Law’s bravura per­for­mance a foul-mouthed tour de force

Winnipeg Free Press - Section G - - ENTERTAINMENT - By Michael O’Sul­li­van

THE ti­tle char­ac­ter of Dom Hem­ing­way is a Cock­ney safe­cracker, played with Ra­belaisian gusto by Jude Law. His per­for­mance — which starts at 11 and stays there — may well go down in his­tory as one of the most colourful low-lifes ever com­mit­ted to film.

It is doubt­ful that the movie it­self will be so fondly re­mem­bered. The story opens with a bang, as we watch Dom, in prison, be­ing sex­u­ally ser­viced by a fel­low in­mate. Ad­dress­ing the au­di­ence, Law pro­ceeds to deliver a long mono­logue — the sub­ject of which is the body part just off-cam­era — that is so si­mul­ta­ne­ously foul-mouthed and sil­ver­tongued that it beg­gars de­scrip­tion. By turns Shake­spearean and sur­real, it’s a funny and filthy tour de force. But it also serves a pre-emp­tive pur­pose. By get­ting that scene out of the way early, the film re­moves all doubt that the man we are about to spend the next 90 min­utes with — whose very name sug­gests a pedigree both boor­ish and lit­er­ary — is equal parts poet and lug nut. Whether he’s lik­able is an­other mat­ter. In truth, it’s kind of hard to hate the guy, de­spite his grotesque­ness. Mostly, that’s thanks to Law, whose good looks and charm go a long way to se­duce us. “What can I say?” says Dom, in a thick ac­cent made more im­pen­e­tra­ble by the ever-present cig­a­rette hang­ing from his lip, “I’m a hand­some (ex­ple­tive).” That’s cer­tainly true. But Dom also makes for a wildly en­ter­tain­ing tour guide to the trou­ble that seems to fol­low him like a cloud. Al­though things ini­tially are look­ing up for him, par­tic­u­larly af­ter that amaz­ing first scene, they quickly take a nose dive. Sure, he’s re­leased from prison — where­upon he’s re­warded with a pile of cash by the mob­ster he took the fall for (Demian Bichir) — but then, al­most im­me­di­ately, he’s in a hor­rific car ac­ci­dent. The money is stolen, he can barely walk and the daugh­ter he aban­doned 12 years ago when he was sent to prison (Emilia Clarke of Game of Thrones) wisely wants noth­ing to do with her fa­ther’s at­tempt at a rec­on­cil­i­a­tion. Mak­ing mat­ters worse is the fact that the son of a for­mer ri­val (Ju­mayn Hunter) wants to cas­trate Dom for killing his cat when he was lit­tle. “Mis­for­tune be­fell me” is how Dom, in a fit of rare un­der­state­ment, ex­plains his propen­sity for screw­ing up. Note: It’s never, ever his fault.

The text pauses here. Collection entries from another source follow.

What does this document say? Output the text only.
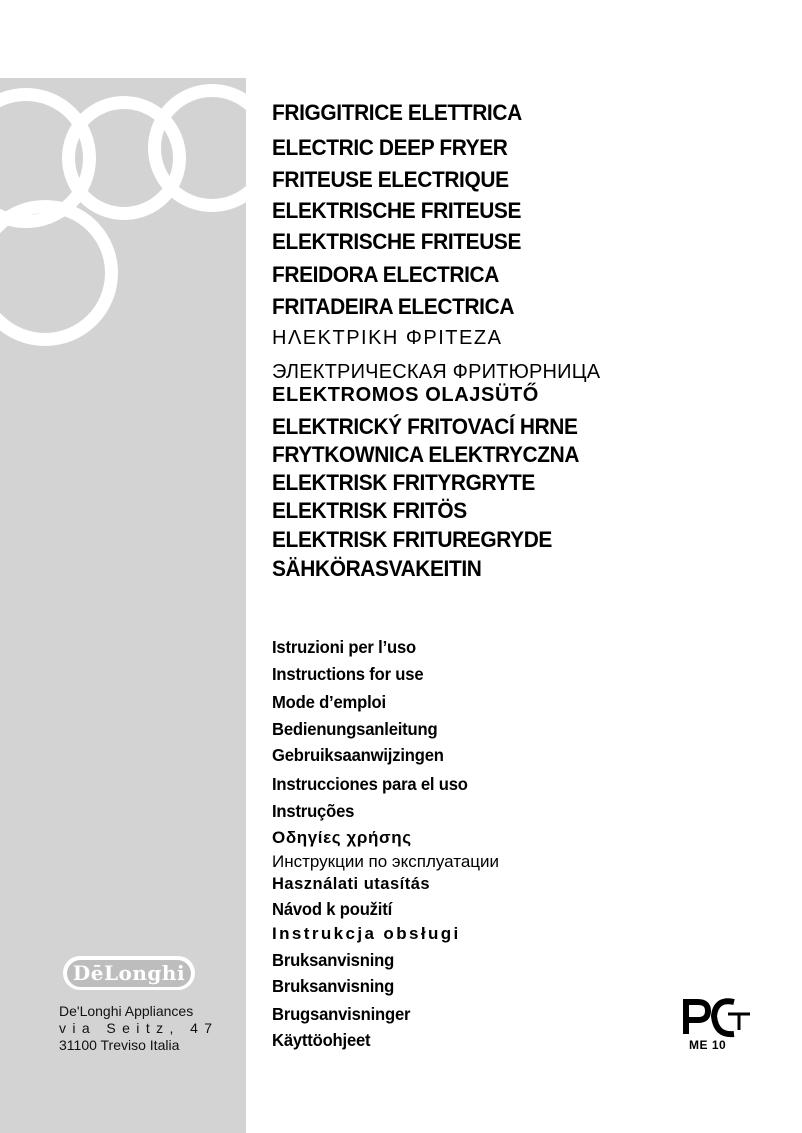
DēLonghi
De'Longhi Appliances
via Seitz, 47
31100 Treviso Italia
FRIGGITRICE ELETTRICA
ELECTRIC DEEP FRYER
FRITEUSE ELECTRIQUE
ELEKTRISCHE FRITEUSE
ELEKTRISCHE FRITEUSE
FREIDORA ELECTRICA
FRITADEIRA ELECTRICA
ΗΛΕΚΤΡΙΚΗ ΦΡΙΤΕΖΑ
ЭЛЕКТРИЧЕСКАЯ ФРИТЮРНИЦА
ELEKTROMOS OLAJSÜTŐ
ELEKTRICKÝ FRITOVACÍ HRNE
FRYTKOWNICA ELEKTRYCZNA
ELEKTRISK FRITYRGRYTE
ELEKTRISK FRITÖS
ELEKTRISK FRITUREGRYDE
SÄHKÖRASVAKEITIN
Istruzioni per l’uso
Instructions for use
Mode d’emploi
Bedienungsanleitung
Gebruiksaanwijzingen
Instrucciones para el uso
Instruções
Οδηγίες χρήσης
Инструкции по эксплуатации
Használati utasítás
Návod k použití
Instrukcja obsługi
Bruksanvisning
Bruksanvisning
Brugsanvisninger
Käyttöohjeet	ME 10
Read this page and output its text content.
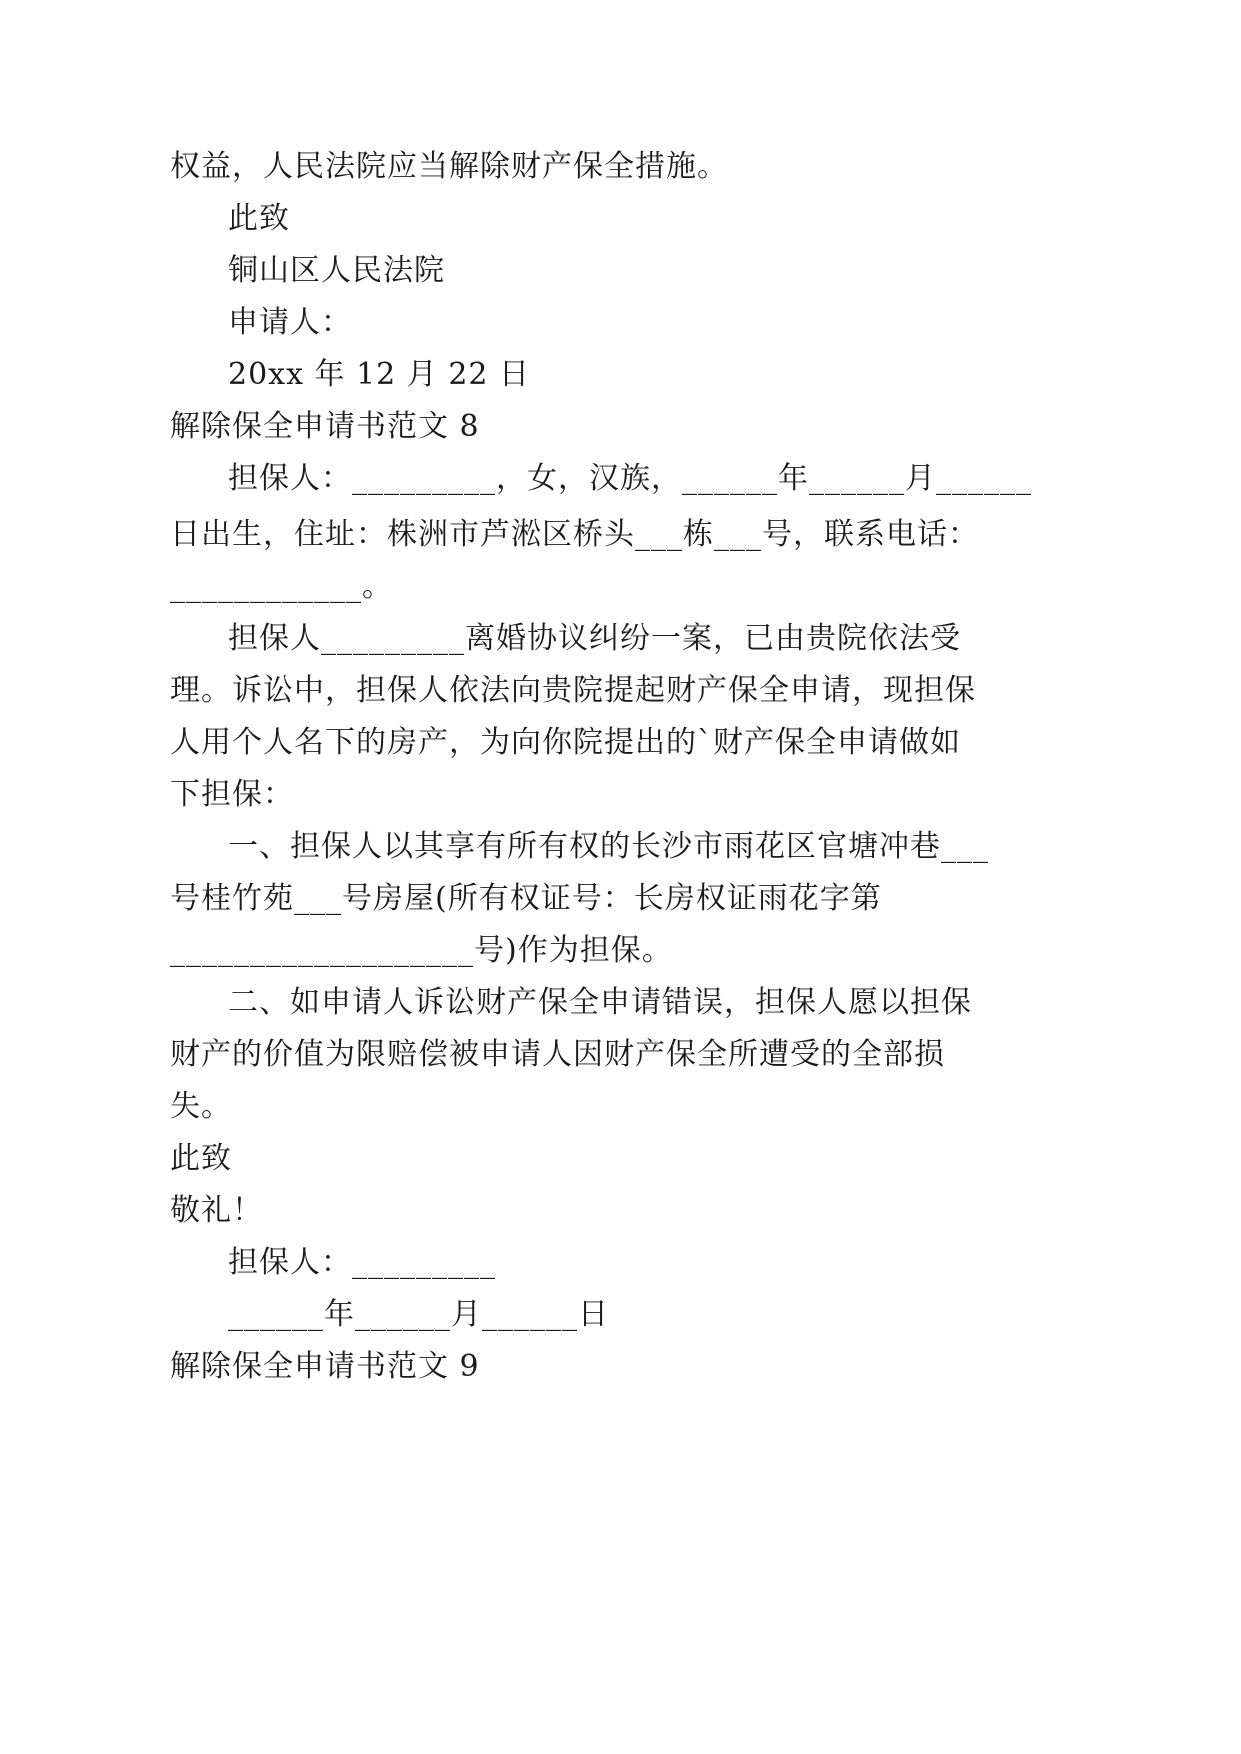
权益，人民法院应当解除财产保全措施。
此致
铜山区人民法院
申请人：
20xx 年 12 月 22 日
解除保全申请书范文 8
担保人：_________，女，汉族，______年______月______
日出生，住址：株洲市芦淞区桥头___栋___号，联系电话：
____________。
担保人_________离婚协议纠纷一案，已由贵院依法受
理。诉讼中，担保人依法向贵院提起财产保全申请，现担保
人用个人名下的房产，为向你院提出的`财产保全申请做如
下担保：
一、担保人以其享有所有权的长沙市雨花区官塘冲巷___
号桂竹苑___号房屋(所有权证号：长房权证雨花字第
___________________号)作为担保。
二、如申请人诉讼财产保全申请错误，担保人愿以担保
财产的价值为限赔偿被申请人因财产保全所遭受的全部损
失。
此致
敬礼！
担保人：_________
______年______月______日
解除保全申请书范文 9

If all this seems a bit pre­cious, it is. Dom’s best friend, Dickie (Richard E. Grant), is a wag­gish toff with a pros­thetic hand and yel­low-tinted avi­a­tor shades. Ob­serv­ing ev­ery­thing with a sense of de­tached dis­ap­proval mixed with se­cret ad­mi­ra­tion, Dickie is a stand-in for us. But the char­ac­ter feels less hu­man than an ex­am­ple of screen­writ­ing ar­ti­fice. An­other char­ac­ter (Kerry Condon), whose life Dom saves in a lapse of un­selfish­ness, pops up late in the film like an an­gel, de­liv­er­ing just the dose of luck that Dom — as well as Dom Hem­ing­way — needs. Though writer-di­rec­tor Richard Shep­ard ( The Mata­dor) knows how to spin a yarn about the vi­cis­si­tudes of fate, Dom’s ad­ven­tures make for a pretty thin gar­ment in which to clothe such an out­size an­ti­hero. Shep­ard tries to add heft to the light­weight tale by in­tro­duc­ing a thread about Dom try­ing to re­pair his re­la­tion­ship with his daugh­ter. Rather than hu­man­iz­ing him, how­ever, Dom’s ef­forts to play Daddy — and to con­vince us that he has a heart — feel dic­tated by mar­ket re­search, not char­ac­ter. You may find yourself watch­ing these ex­er­tions with more im­pa­tience than skep­ti­cism. The good Dom may be nec­es­sary, from a story point of view. But the bad one is more fun.


Jude Law, left, and Richard E. Grant are up to no good.